In due time, a few more-senior staff members arrived, and we moved from the cozy living room — the size you might find in anyone’s apartment outside of New York — to the grand dining room. I wish I could report that I spent dinner trading clever ripostes with Bill and the assembled wits, but as I recall, I said just four words the whole time: “Yes, please” and “Thank you,” both in response to an offer of soup. I had spent two decades in publishing, but I still felt like the new editorial assistant trying hard to avoid embarrassing himself.

This was the night before the Democrats’ 2008 Super Tuesday primaries, and while Bill had not been keeping up with the horserace, he was eager, as always, to learn more. Hillary Clinton he knew, and John Edwards was a familiar type, but Barack Obama puzzled him: “What has he done to become so famous?” (this was spoken with genuine bewilderment).  Nobody could help him much with that. Then: “Can he possibly win?”  (As it turned out, this was the last night anyone would be able to ask that question.) The main impressions Bill had gotten so far of Obama, he said, were that he spoke in generalities and was not a handsome man.  Neither of these turned out to be much of a handicap.

It was hard to square this human dynamo with the frail old man whose hospitality I had so recently enjoyed.

Arthur Schlesinger’s journals had recently been published, and both the book and the author came in for some critical commentary. Bill remarked, to general mirth, that “Schlesinger was a man who couldn’t walk from Penn Station to Grand Central without dropping in on Averill Harriman.” Never have I felt more a part of the East Coast Establishment than at this moment. For the most part, though, Bill did more listening than talking; his cough made it hard for him to jump into the flow of conversation, and I got the impression he had stopped following the day-to-day ups and downs of politics (which no doubt helped him to focus on Final Things). But still everyone directed their remarks to him, like senators addressing the presiding officer, and every now and then Jack Fowler, or one of the other veterans, would tee up a familiar anecdote for him: “Bill, as I recall, you had a similar experience when you gave a speech at . . . ” Or: “Bill, didn’t he also work on your mayoral campaign?”

Afterwards we lined up for brief goodbyes.  Bill was obviously spent, and he hurried through these, though in his usual courtly fashion. By the time he got around to me, last in line, he was anxious to end the evening.
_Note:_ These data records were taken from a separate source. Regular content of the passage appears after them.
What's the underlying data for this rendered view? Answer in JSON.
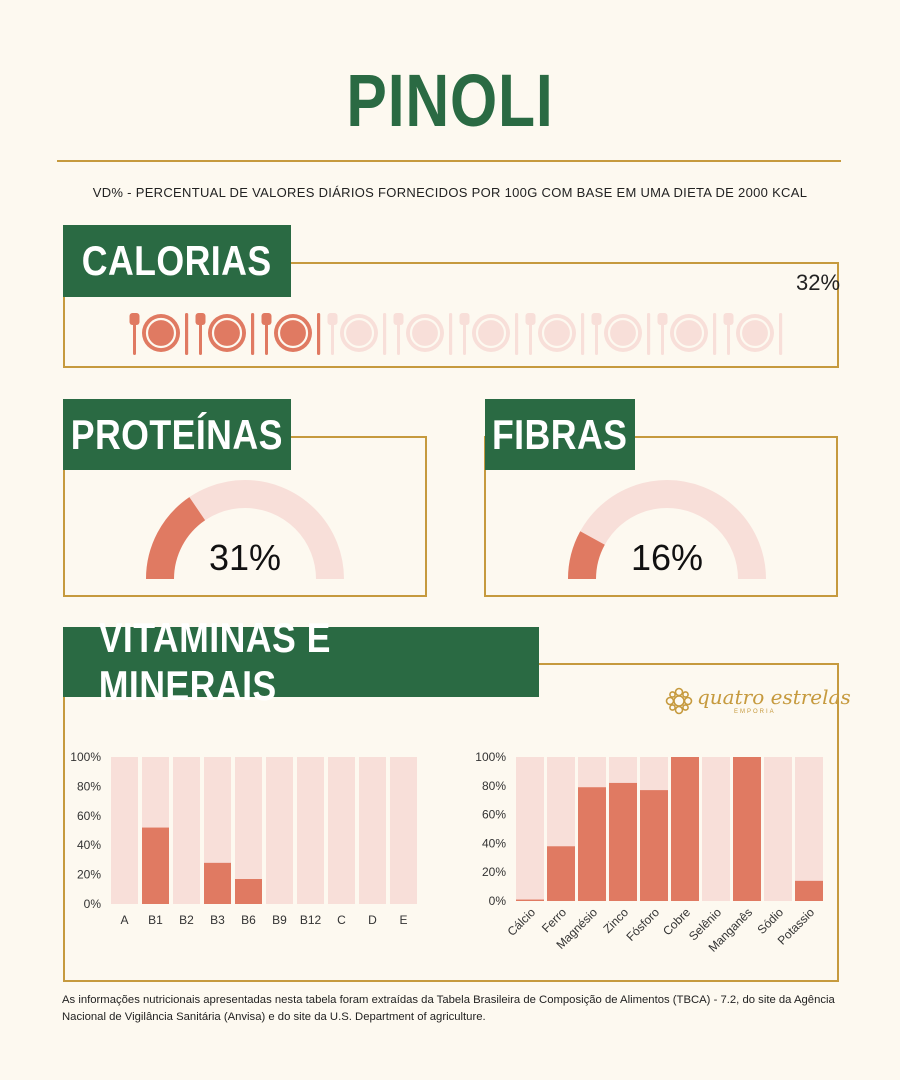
{
  "title": "PINOLI",
  "subtitle": "VD% - PERCENTUAL DE VALORES DIÁRIOS FORNECIDOS POR 100G COM BASE EM UMA DIETA DE 2000 KCAL",
  "colors": {
    "green": "#2a6a43",
    "gold": "#c69a3e",
    "accent": "#e07a62",
    "light": "#f8dfd9",
    "background": "#fdf9f0"
  },
  "calorias": {
    "label": "CALORIAS",
    "percent_text": "32%",
    "value": 32,
    "icon": "plate-with-cutlery-icon",
    "icon_count": 10,
    "filled_icons": 3
  },
  "proteinas": {
    "label": "PROTEÍNAS",
    "percent_text": "31%",
    "value": 31
  },
  "fibras": {
    "label": "FIBRAS",
    "percent_text": "16%",
    "value": 16
  },
  "vitaminas": {
    "label": "VITAMINAS E MINERAIS"
  },
  "logo": {
    "name": "quatro estrelas",
    "sub": "EMPORIA",
    "icon": "ornament-icon"
  },
  "footer": "As informações nutricionais apresentadas nesta tabela foram extraídas da Tabela Brasileira de Composição de Alimentos (TBCA) - 7.2, do site da Agência Nacional de Vigilância Sanitária (Anvisa) e do site da U.S. Department of agriculture.",
  "chart_data": [
    {
      "type": "bar",
      "categories": [
        "A",
        "B1",
        "B2",
        "B3",
        "B6",
        "B9",
        "B12",
        "C",
        "D",
        "E"
      ],
      "values": [
        0,
        52,
        0,
        28,
        17,
        0,
        0,
        0,
        0,
        0
      ],
      "ylim": [
        0,
        100
      ],
      "yticks": [
        "0%",
        "20%",
        "40%",
        "60%",
        "80%",
        "100%"
      ],
      "background_bars": true
    },
    {
      "type": "bar",
      "categories": [
        "Cálcio",
        "Ferro",
        "Magnésio",
        "Zinco",
        "Fósforo",
        "Cobre",
        "Selênio",
        "Manganês",
        "Sódio",
        "Potassio"
      ],
      "values": [
        1,
        38,
        79,
        82,
        77,
        100,
        0,
        100,
        0,
        14
      ],
      "ylim": [
        0,
        100
      ],
      "yticks": [
        "0%",
        "20%",
        "40%",
        "60%",
        "80%",
        "100%"
      ],
      "background_bars": true,
      "rotated_labels": true
    }
  ]
}
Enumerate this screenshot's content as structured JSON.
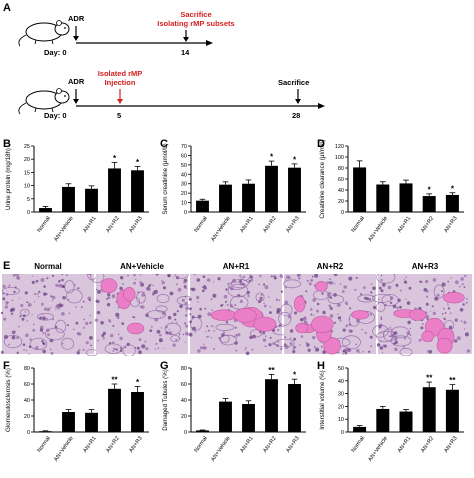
{
  "panels": {
    "A": "A",
    "B": "B",
    "C": "C",
    "D": "D",
    "E": "E",
    "F": "F",
    "G": "G",
    "H": "H"
  },
  "timeline1": {
    "top_label": "ADR",
    "day_label": "Day: 0",
    "event_label_line1": "Sacrifice",
    "event_label_line2": "Isolating rMP subsets",
    "event_day": "14"
  },
  "timeline2": {
    "top_label": "ADR",
    "day_label": "Day: 0",
    "inject_line1": "Isolated rMP",
    "inject_line2": "Injection",
    "inject_day": "5",
    "sacrifice_label": "Sacrifice",
    "sacrifice_day": "28"
  },
  "histology": {
    "labels": [
      "Normal",
      "AN+Vehicle",
      "AN+R1",
      "AN+R2",
      "AN+R3"
    ]
  },
  "colors": {
    "bar": "#000000",
    "timeline_red": "#d42020",
    "stain_pink": "#e97cc4",
    "stain_purple": "#7a4a8e",
    "tissue_bg": "#d8c7df"
  },
  "chart_data": [
    {
      "id": "B",
      "type": "bar",
      "categories": [
        "Normal",
        "AN+Vehicle",
        "AN+R1",
        "AN+R2",
        "AN+R3"
      ],
      "values": [
        1.5,
        9.5,
        8.8,
        16.5,
        15.8
      ],
      "errors": [
        0.6,
        1.2,
        1.1,
        2.3,
        1.4
      ],
      "sig": [
        "",
        "",
        "",
        "*",
        "*"
      ],
      "ylabel": "Urine protein (mg/18h)",
      "ylim": [
        0,
        25
      ],
      "yticks": [
        0,
        5,
        10,
        15,
        20,
        25
      ]
    },
    {
      "id": "C",
      "type": "bar",
      "categories": [
        "Normal",
        "AN+Vehicle",
        "AN+R1",
        "AN+R2",
        "AN+R3"
      ],
      "values": [
        12,
        29,
        30,
        49,
        47
      ],
      "errors": [
        1.5,
        3,
        4,
        5,
        4
      ],
      "sig": [
        "",
        "",
        "",
        "*",
        "*"
      ],
      "ylabel": "Serum creatinine (μmol/L)",
      "ylim": [
        0,
        70
      ],
      "yticks": [
        0,
        10,
        20,
        30,
        40,
        50,
        60,
        70
      ]
    },
    {
      "id": "D",
      "type": "bar",
      "categories": [
        "Normal",
        "AN+Vehicle",
        "AN+R1",
        "AN+R2",
        "AN+R3"
      ],
      "values": [
        81,
        50,
        52,
        29,
        31
      ],
      "errors": [
        12,
        5,
        6,
        4,
        4
      ],
      "sig": [
        "",
        "",
        "",
        "*",
        "*"
      ],
      "ylabel": "Creatinine clearance (μl/min)",
      "ylim": [
        0,
        120
      ],
      "yticks": [
        0,
        20,
        40,
        60,
        80,
        100,
        120
      ]
    },
    {
      "id": "F",
      "type": "bar",
      "categories": [
        "Normal",
        "AN+Vehicle",
        "AN+R1",
        "AN+R2",
        "AN+R3"
      ],
      "values": [
        1,
        25,
        24,
        54,
        50
      ],
      "errors": [
        0.5,
        3,
        4,
        6,
        7
      ],
      "sig": [
        "",
        "",
        "",
        "**",
        "*"
      ],
      "ylabel": "Glomerulosclerosis (%)",
      "ylim": [
        0,
        80
      ],
      "yticks": [
        0,
        20,
        40,
        60,
        80
      ]
    },
    {
      "id": "G",
      "type": "bar",
      "categories": [
        "Normal",
        "AN+Vehicle",
        "AN+R1",
        "AN+R2",
        "AN+R3"
      ],
      "values": [
        2,
        38,
        35,
        66,
        60
      ],
      "errors": [
        0.5,
        4,
        4,
        6,
        6
      ],
      "sig": [
        "",
        "",
        "",
        "**",
        "*"
      ],
      "ylabel": "Damaged Tubules (%)",
      "ylim": [
        0,
        80
      ],
      "yticks": [
        0,
        20,
        40,
        60,
        80
      ]
    },
    {
      "id": "H",
      "type": "bar",
      "categories": [
        "Normal",
        "AN+Vehicle",
        "AN+R1",
        "AN+R2",
        "AN+R3"
      ],
      "values": [
        4,
        18,
        16,
        35,
        33
      ],
      "errors": [
        1,
        2,
        1.5,
        4,
        4
      ],
      "sig": [
        "",
        "",
        "",
        "**",
        "**"
      ],
      "ylabel": "Interstitial volume (%)",
      "ylim": [
        0,
        50
      ],
      "yticks": [
        0,
        10,
        20,
        30,
        40,
        50
      ]
    }
  ]
}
I had prepared a brief thank-you speech to the effect of “it’s been an honor to meet you and I hope I won’t make you look stupid for hiring me,” but he just nodded and waved vaguely and then turned to go upstairs.

One morning a few weeks later, Rich called us all into the conference room, and I think everyone knew why even before he made the announcement that Bill had died.  In the days that followed, we reviewed, online and in print, the staggering breadth of Bill’s work: writing, editing, public speaking, television, running for office, and in his spare time he crossed oceans in a sailboat. It was hard to square this human dynamo with the frail old man whose hospitality I had so recently enjoyed.

Yet as broken down as he was, Bill Buckley still felt an irresistible need to find out what was happening — at his magazine, in the nation, and in the world — no matter how much it took out of him.  Pat’s passing, his numerous infirmities, and his doctors’ orders had eliminated most of Bill’s greatest pleasures, but he could still talk politics and culture and chat with friends old and new, and through all his infirmities, his pleasure in these things was clearly undiminished.  This, too, was characteristic of Bill Buckley, and I’m glad I joined NR just soon enough to see him thriving in his element one last time.